Lombo cheio: explicação da minha mãe: ?ué, é só fazer um corte no lombo como uma cesariana, encher de carne moída, costurar e fritar?. Insistindo, ela explica melhor: o lombo foi antes temperado com limão cravo, alho, sal e imenta-do-reino e deixado no tempero por umas 5 horas. A carne moída leva temperos como sal, pimenta, alho e colorau e também fica umas horas em repouso para pegar o tempero. Depois, frita-se bem em banha, numa panela de ferro, pingando água para cozinhar bem por dentro. Quando está bem cozida e dourada, corta e guarda na lata, imersa em banha. Antes de servir, é só tirar da lata e aquecer.
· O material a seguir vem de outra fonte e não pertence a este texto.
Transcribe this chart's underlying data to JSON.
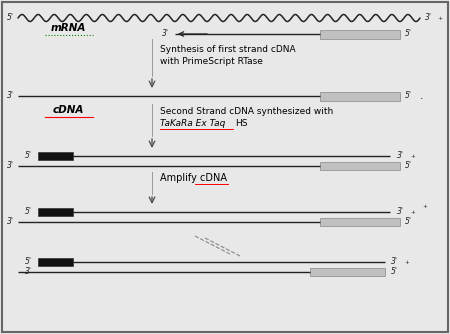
{
  "background_color": "#e8e8e8",
  "white_bg": "#ffffff",
  "border_color": "#666666",
  "line_color": "#222222",
  "gray_box_color": "#c0c0c0",
  "black_box_color": "#111111",
  "arrow_color": "#555555",
  "mRNA_label": "mRNA",
  "cDNA_label": "cDNA",
  "text1_line1": "Synthesis of first strand cDNA",
  "text1_line2": "with PrimeScript RTase",
  "text2_line1": "Second Strand cDNA synthesized with",
  "text2_italic": "TaKaRa Ex Taq",
  "text2_suffix": "HS",
  "text3": "Amplify cDNA",
  "fig_width": 4.5,
  "fig_height": 3.34,
  "dpi": 100
}
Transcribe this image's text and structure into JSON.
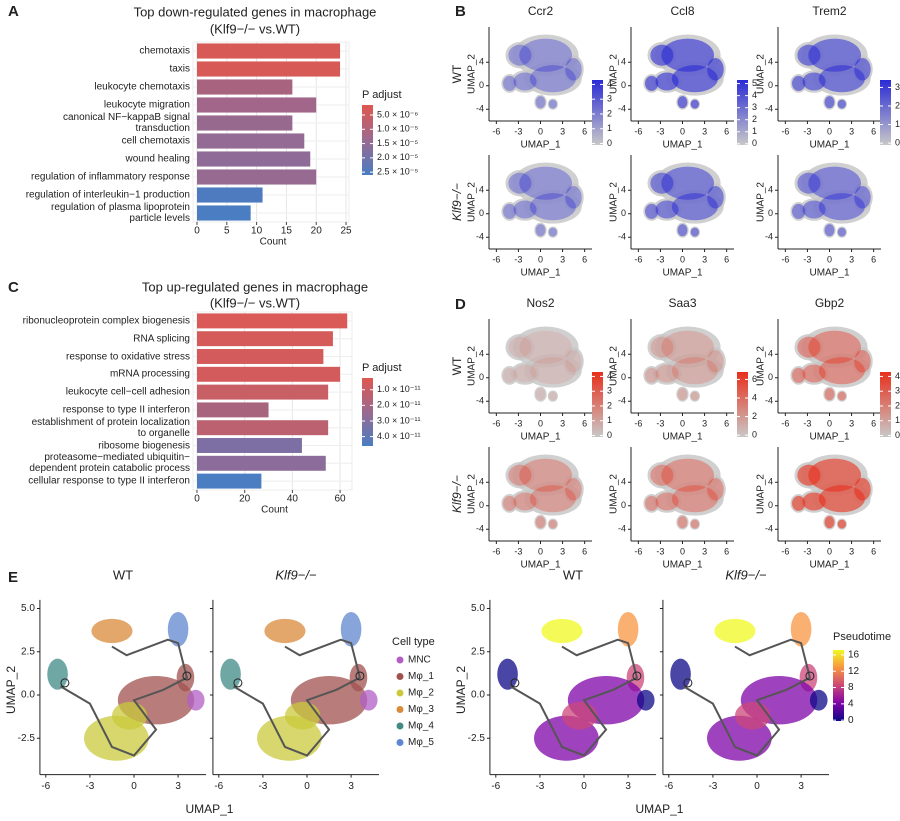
{
  "chart_data": [
    {
      "type": "bar",
      "panel_label": "A",
      "title": "Top down-regulated genes in macrophage",
      "subtitle": "(Klf9−/− vs.WT)",
      "categories": [
        "chemotaxis",
        "taxis",
        "leukocyte chemotaxis",
        "leukocyte migration",
        "canonical NF−kappaB signal\ntransduction",
        "cell chemotaxis",
        "wound healing",
        "regulation of inflammatory response",
        "regulation of interleukin−1 production",
        "regulation of plasma lipoprotein\nparticle levels"
      ],
      "values": [
        24,
        24,
        16,
        20,
        16,
        18,
        19,
        20,
        11,
        9
      ],
      "colors": [
        "#d75a57",
        "#d75a57",
        "#a8647f",
        "#a1668a",
        "#98698f",
        "#946b94",
        "#8f6c97",
        "#976a91",
        "#4e7bc0",
        "#4a7dc2"
      ],
      "xlabel": "Count",
      "xlim": [
        0,
        25.5
      ],
      "xticks": [
        0,
        5,
        10,
        15,
        20,
        25
      ],
      "grid": true,
      "legend": {
        "title": "P adjust",
        "reverse": true,
        "lim": [
          1.5e-06,
          2.6e-05
        ],
        "colors": [
          "#e0574f",
          "#9a6a90",
          "#4a7dc2"
        ],
        "ticks": [
          {
            "value": 5e-06,
            "label": "5.0 × 10⁻⁶"
          },
          {
            "value": 1e-05,
            "label": "1.0 × 10⁻⁵"
          },
          {
            "value": 1.5e-05,
            "label": "1.5 × 10⁻⁵"
          },
          {
            "value": 2e-05,
            "label": "2.0 × 10⁻⁵"
          },
          {
            "value": 2.5e-05,
            "label": "2.5 × 10⁻⁵"
          }
        ]
      }
    },
    {
      "type": "bar",
      "panel_label": "C",
      "title": "Top up-regulated genes in macrophage",
      "subtitle": "(Klf9−/− vs.WT)",
      "categories": [
        "ribonucleoprotein complex biogenesis",
        "RNA splicing",
        "response to oxidative stress",
        "mRNA processing",
        "leukocyte cell−cell adhesion",
        "response to type II interferon",
        "establishment of protein localization\nto organelle",
        "ribosome biogenesis",
        "proteasome−mediated ubiquitin−\ndependent protein catabolic process",
        "cellular response to type II interferon"
      ],
      "values": [
        63,
        57,
        53,
        60,
        55,
        30,
        55,
        44,
        54,
        27
      ],
      "colors": [
        "#d95a56",
        "#d55b5a",
        "#d35b5c",
        "#d45b5b",
        "#c85f65",
        "#a9647d",
        "#bb6170",
        "#7d6fa3",
        "#8c6c9a",
        "#4a7dc2"
      ],
      "xlabel": "Count",
      "xlim": [
        0,
        65
      ],
      "xticks": [
        0,
        20,
        40,
        60
      ],
      "grid": true,
      "legend": {
        "title": "P adjust",
        "reverse": true,
        "lim": [
          2.5e-12,
          4.6e-11
        ],
        "colors": [
          "#e0574f",
          "#9a6a90",
          "#4a7dc2"
        ],
        "ticks": [
          {
            "value": 1e-11,
            "label": "1.0 × 10⁻¹¹"
          },
          {
            "value": 2e-11,
            "label": "2.0 × 10⁻¹¹"
          },
          {
            "value": 3e-11,
            "label": "3.0 × 10⁻¹¹"
          },
          {
            "value": 4e-11,
            "label": "4.0 × 10⁻¹¹"
          }
        ]
      }
    },
    {
      "type": "umap_grid",
      "panel_label": "B",
      "rows": [
        "WT",
        "Klf9−/−"
      ],
      "columns": [
        {
          "title": "Ccr2",
          "lim": [
            -0.1,
            4.3
          ],
          "ticks": [
            0,
            1,
            2,
            3,
            4
          ]
        },
        {
          "title": "Ccl8",
          "lim": [
            -0.1,
            5.3
          ],
          "ticks": [
            0,
            1,
            2,
            3,
            4,
            5
          ]
        },
        {
          "title": "Trem2",
          "lim": [
            -0.1,
            3.4
          ],
          "ticks": [
            0,
            1,
            2,
            3
          ]
        }
      ],
      "colors": [
        "#c8c8c8",
        "#2b2bd6"
      ],
      "xlabel": "UMAP_1",
      "ylabel": "UMAP_2",
      "xlim": [
        -7,
        7
      ],
      "ylim": [
        -6,
        10
      ],
      "xticks": [
        -6,
        -3,
        0,
        3,
        6
      ],
      "yticks": [
        -4,
        0,
        4
      ]
    },
    {
      "type": "umap_grid",
      "panel_label": "D",
      "rows": [
        "WT",
        "Klf9−/−"
      ],
      "columns": [
        {
          "title": "Nos2",
          "lim": [
            -0.1,
            4.3
          ],
          "ticks": [
            0,
            1,
            2,
            3,
            4
          ]
        },
        {
          "title": "Saa3",
          "lim": [
            -0.2,
            6.8
          ],
          "ticks": [
            0,
            2,
            4,
            6
          ]
        },
        {
          "title": "Gbp2",
          "lim": [
            -0.1,
            4.3
          ],
          "ticks": [
            0,
            1,
            2,
            3,
            4
          ]
        }
      ],
      "colors": [
        "#c8c8c8",
        "#e8301c"
      ],
      "xlabel": "UMAP_1",
      "ylabel": "UMAP_2",
      "xlim": [
        -7,
        7
      ],
      "ylim": [
        -6,
        10
      ],
      "xticks": [
        -6,
        -3,
        0,
        3,
        6
      ],
      "yticks": [
        -4,
        0,
        4
      ]
    },
    {
      "type": "umap_trajectory",
      "panel_label": "E",
      "plots": [
        "WT",
        "Klf9−/−",
        "WT",
        "Klf9−/−"
      ],
      "xlabel": "UMAP_1",
      "ylabel": "UMAP_2",
      "xlim": [
        -6.4,
        4.9
      ],
      "ylim": [
        -4.6,
        5.5
      ],
      "xticks": [
        -6,
        -3,
        0,
        3
      ],
      "yticks": [
        -2.5,
        {
          "value": 0,
          "label": "0.0"
        },
        2.5,
        {
          "value": 5,
          "label": "5.0"
        }
      ],
      "legend": {
        "title": "Cell type",
        "items": [
          {
            "name": "MNC",
            "color": "#b15fc6"
          },
          {
            "name": "Mφ_1",
            "color": "#a0524f"
          },
          {
            "name": "Mφ_2",
            "color": "#c9c93c"
          },
          {
            "name": "Mφ_3",
            "color": "#d98a3a"
          },
          {
            "name": "Mφ_4",
            "color": "#3f8a87"
          },
          {
            "name": "Mφ_5",
            "color": "#5f86cf"
          }
        ]
      },
      "colorbar": {
        "title": "Pseudotime",
        "lim": [
          -0.2,
          17.2
        ],
        "ticks": [
          0,
          4,
          8,
          12,
          16
        ],
        "colors": [
          "#0d0887",
          "#7e03a8",
          "#cc4778",
          "#f89540",
          "#f0f921"
        ]
      }
    }
  ]
}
Couro ? chamamos de courinho; secava no fogão de lenha e usava em quadradinhos no feijão.

Torresmo ? usava só a gordura com alguma carne entranhada, sem o couro (não era torresmo a pururuca). Para prensar e extrair a banha ou comer com sal e mandioca cozida sem sal.
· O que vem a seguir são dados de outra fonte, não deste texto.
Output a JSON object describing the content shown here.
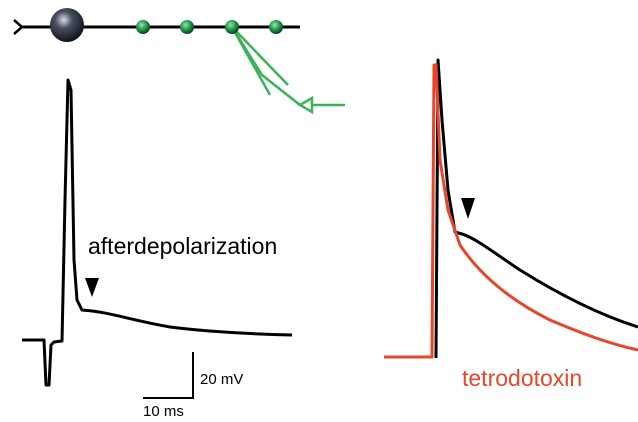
{
  "labels": {
    "adp": "afterdepolarization",
    "voltage_scale": "20 mV",
    "time_scale": "10 ms",
    "drug": "tetrodotoxin"
  }
}
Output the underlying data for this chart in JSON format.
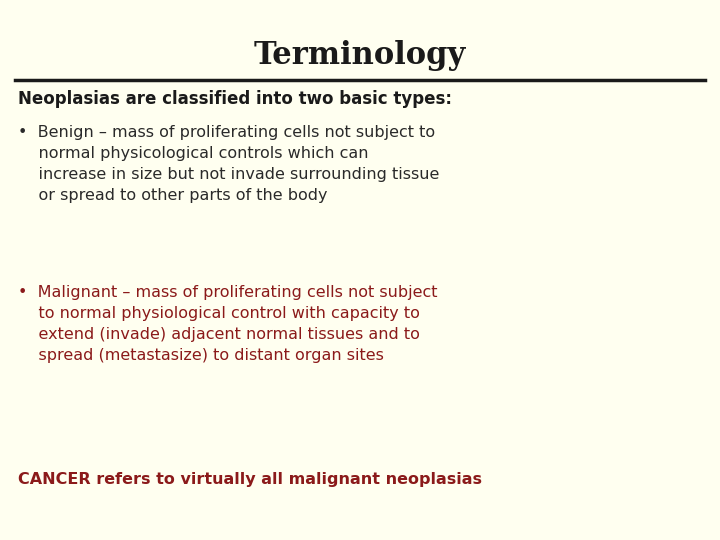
{
  "title": "Terminology",
  "background_color": "#fffff0",
  "title_color": "#1a1a1a",
  "title_fontsize": 22,
  "line_color": "#1a1a1a",
  "subtitle": "Neoplasias are classified into two basic types:",
  "subtitle_color": "#1a1a1a",
  "subtitle_fontsize": 12,
  "benign_text": "•  Benign – mass of proliferating cells not subject to\n    normal physicological controls which can\n    increase in size but not invade surrounding tissue\n    or spread to other parts of the body",
  "benign_color": "#2a2a2a",
  "benign_fontsize": 11.5,
  "malignant_text": "•  Malignant – mass of proliferating cells not subject\n    to normal physiological control with capacity to\n    extend (invade) adjacent normal tissues and to\n    spread (metastasize) to distant organ sites",
  "malignant_color": "#8b1a1a",
  "malignant_fontsize": 11.5,
  "cancer_text": "CANCER refers to virtually all malignant neoplasias",
  "cancer_color": "#8b1a1a",
  "cancer_fontsize": 11.5
}
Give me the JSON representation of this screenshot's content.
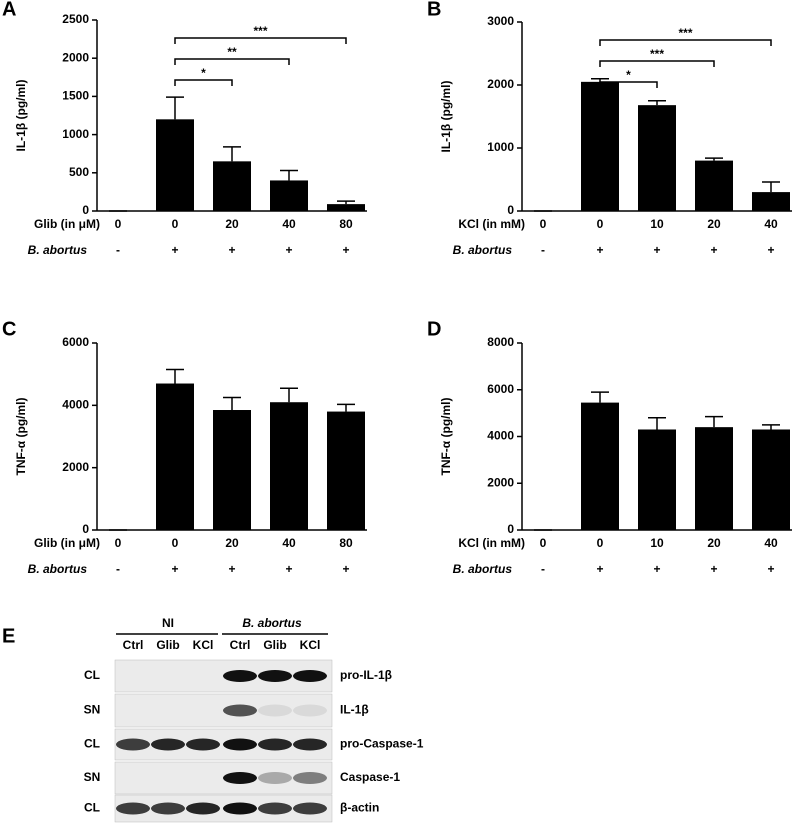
{
  "chart_data": [
    {
      "type": "bar",
      "panel": "A",
      "ylabel": "IL-1β (pg/ml)",
      "xlabel": "Glib (in μM)",
      "categories": [
        "0",
        "0",
        "20",
        "40",
        "80"
      ],
      "values": [
        0,
        1200,
        650,
        400,
        90
      ],
      "errors": [
        0,
        290,
        190,
        130,
        40
      ],
      "color": "#000000",
      "ylim": [
        0,
        2500
      ],
      "yticks": [
        0,
        500,
        1000,
        1500,
        2000,
        2500
      ],
      "significance": [
        null,
        null,
        "*",
        "**",
        "***"
      ],
      "condition": {
        "label": "B. abortus",
        "values": [
          "-",
          "+",
          "+",
          "+",
          "+"
        ]
      }
    },
    {
      "type": "bar",
      "panel": "B",
      "ylabel": "IL-1β (pg/ml)",
      "xlabel": "KCl (in mM)",
      "categories": [
        "0",
        "0",
        "10",
        "20",
        "40"
      ],
      "values": [
        0,
        2050,
        1680,
        800,
        300
      ],
      "errors": [
        0,
        50,
        70,
        40,
        160
      ],
      "color": "#000000",
      "ylim": [
        0,
        3000
      ],
      "yticks": [
        0,
        1000,
        2000,
        3000
      ],
      "significance": [
        null,
        null,
        "*",
        "***",
        "***"
      ],
      "condition": {
        "label": "B. abortus",
        "values": [
          "-",
          "+",
          "+",
          "+",
          "+"
        ]
      }
    },
    {
      "type": "bar",
      "panel": "C",
      "ylabel": "TNF-α (pg/ml)",
      "xlabel": "Glib (in μM)",
      "categories": [
        "0",
        "0",
        "20",
        "40",
        "80"
      ],
      "values": [
        0,
        4700,
        3850,
        4100,
        3800
      ],
      "errors": [
        0,
        450,
        400,
        450,
        230
      ],
      "color": "#000000",
      "ylim": [
        0,
        6000
      ],
      "yticks": [
        0,
        2000,
        4000,
        6000
      ],
      "condition": {
        "label": "B. abortus",
        "values": [
          "-",
          "+",
          "+",
          "+",
          "+"
        ]
      }
    },
    {
      "type": "bar",
      "panel": "D",
      "ylabel": "TNF-α (pg/ml)",
      "xlabel": "KCl (in mM)",
      "categories": [
        "0",
        "0",
        "10",
        "20",
        "40"
      ],
      "values": [
        0,
        5450,
        4300,
        4400,
        4300
      ],
      "errors": [
        0,
        450,
        500,
        450,
        200
      ],
      "color": "#000000",
      "ylim": [
        0,
        8000
      ],
      "yticks": [
        0,
        2000,
        4000,
        6000,
        8000
      ],
      "condition": {
        "label": "B. abortus",
        "values": [
          "-",
          "+",
          "+",
          "+",
          "+"
        ]
      }
    }
  ],
  "blot": {
    "panel": "E",
    "groups": [
      "NI",
      "B. abortus"
    ],
    "lanes": [
      "Ctrl",
      "Glib",
      "KCl",
      "Ctrl",
      "Glib",
      "KCl"
    ],
    "rows": [
      {
        "fraction": "CL",
        "protein": "pro-IL-1β"
      },
      {
        "fraction": "SN",
        "protein": "IL-1β"
      },
      {
        "fraction": "CL",
        "protein": "pro-Caspase-1"
      },
      {
        "fraction": "SN",
        "protein": "Caspase-1"
      },
      {
        "fraction": "CL",
        "protein": "β-actin"
      }
    ]
  }
}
Pé, rabo, orelha, focinho ? minha avó cozinhava com feijões, favas, ervilhas ou grãos de bico.



Estas fotos de redanho são antigas

Redanho: usava para embalar bolinhos de carne moída ou picada, como fonte de gordura para lingüiças e chouriços.



Partes do boi


Duas partes do estômago dos ruminantes, no caso o boi: o da esquerda é o bucho casinha de abelhas, mais macios e desenhado em alvéolos.
A outra parte: Omaso, folhoso ou 60 folhas - é uma das divisões do estômago dos ruminantes. É onde ocorre a absorção do excesso de água do bolo alimentar - as folhas aumentam a superfície de contato e potencializa a função. Já comi dele em restaurante chinês, frio, como entrada. Muito bom. Ao contrário do que se imagina não é a parte terminal do intestino.
Coração

Língua e coração
Língua limpa
Rabo ou rabada
Tripas
Foto chocante: não ia mostrar, sorry, mas o faço como licença didática - o mocotó genuíno na feira de São Joaquim - Salvador/BA. Depois de limpo e branqueado, à base de cloro, fica com a cara daqueles da primeira foto ou como encontramos no mercado.